I find issues with there being either too narrow, or too large types. What is the difference between a destroyer and an assault destroyer or a star destroyer? I can see the argument for a modifier such as, light or heavy, if the role becomes very well defined. For example a light, unmodified, and heavy cruiser. The light cruiser is lighter, faster, and more fragile than the cruiser. The heavy cruiser is heavier, slower, and tougher than the cruiser. While it offends my sensibilities that there is an unmodified cruiser; it works. As long as the different buckets are more or less appropriately sized, and any modifiers are left to denote subdivisions within the same bucket. Make sure that those subdivisions are similar enough that you don’t need to spin off a new class, yet different enough that they are no longer 1:1. Provided one keeps that in mind bringing this set up to the stars is easy and often effective at both keeping everything straight and giving context from the system.
However I think there is a better way, and that comes from the system that evolved out of the ironclad era and into the the second world war. This is when the idea of a class of ships gets properly formalized. Due to increases in technology the ability to build two identical ships finally came into maturity. Because of this ship classification shifted from job, or role, to capabilities. A destroyer was defined by what a destroyer can do, a battleship was based on what a battleship can do. With subclasses, again pointing to cruiser with the Light, Heavy, Battle, and Large, subclasses which had a large number of shared traits but a large number of differences.

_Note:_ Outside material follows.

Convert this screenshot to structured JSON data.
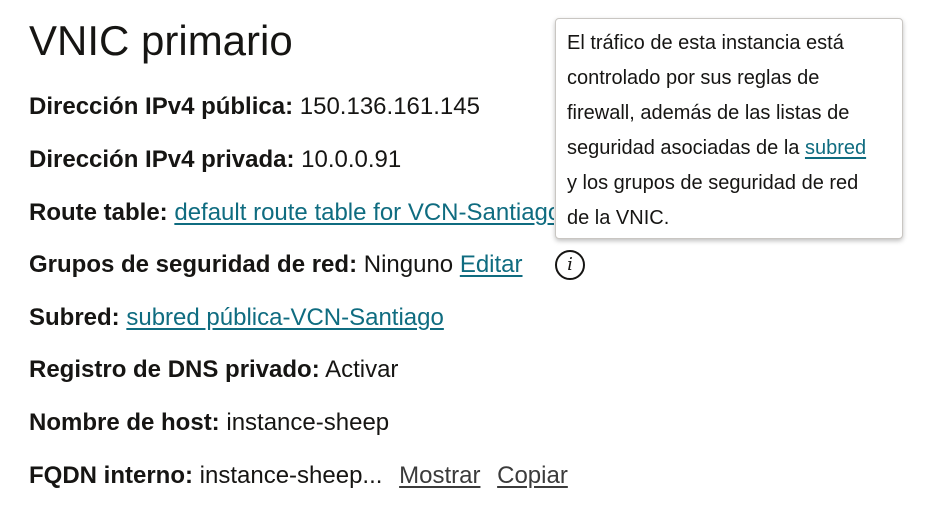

This is where I see most writers, and I call out writers specifically because they are the worst at it, ending up and using their understanding of the previous system. Meaning one can get wonderfully confusing designations such as Assault Fleet Destroyer, or contradictory ones such as Fleet Light Carrier. Thus when using this typology system; start by defining the role and then adjust any sub divisions as required. Throw in a few treaties or other political documents to force some of them and one would end up in a system rather close to that at the start of the second world war.
Regardless of how one classifies ships thinking about what the requirement was for the base of the system and determining how that fits the state of the ships, and how the people use them.
I know I went a little long, it’s a complicated subject and one that all Sci-Fi seems to run into. Mil-Sci-Fi, or however it’s to be shortened, often finds this is a landmine. One where often ignoring the typology is better than using the wrong one.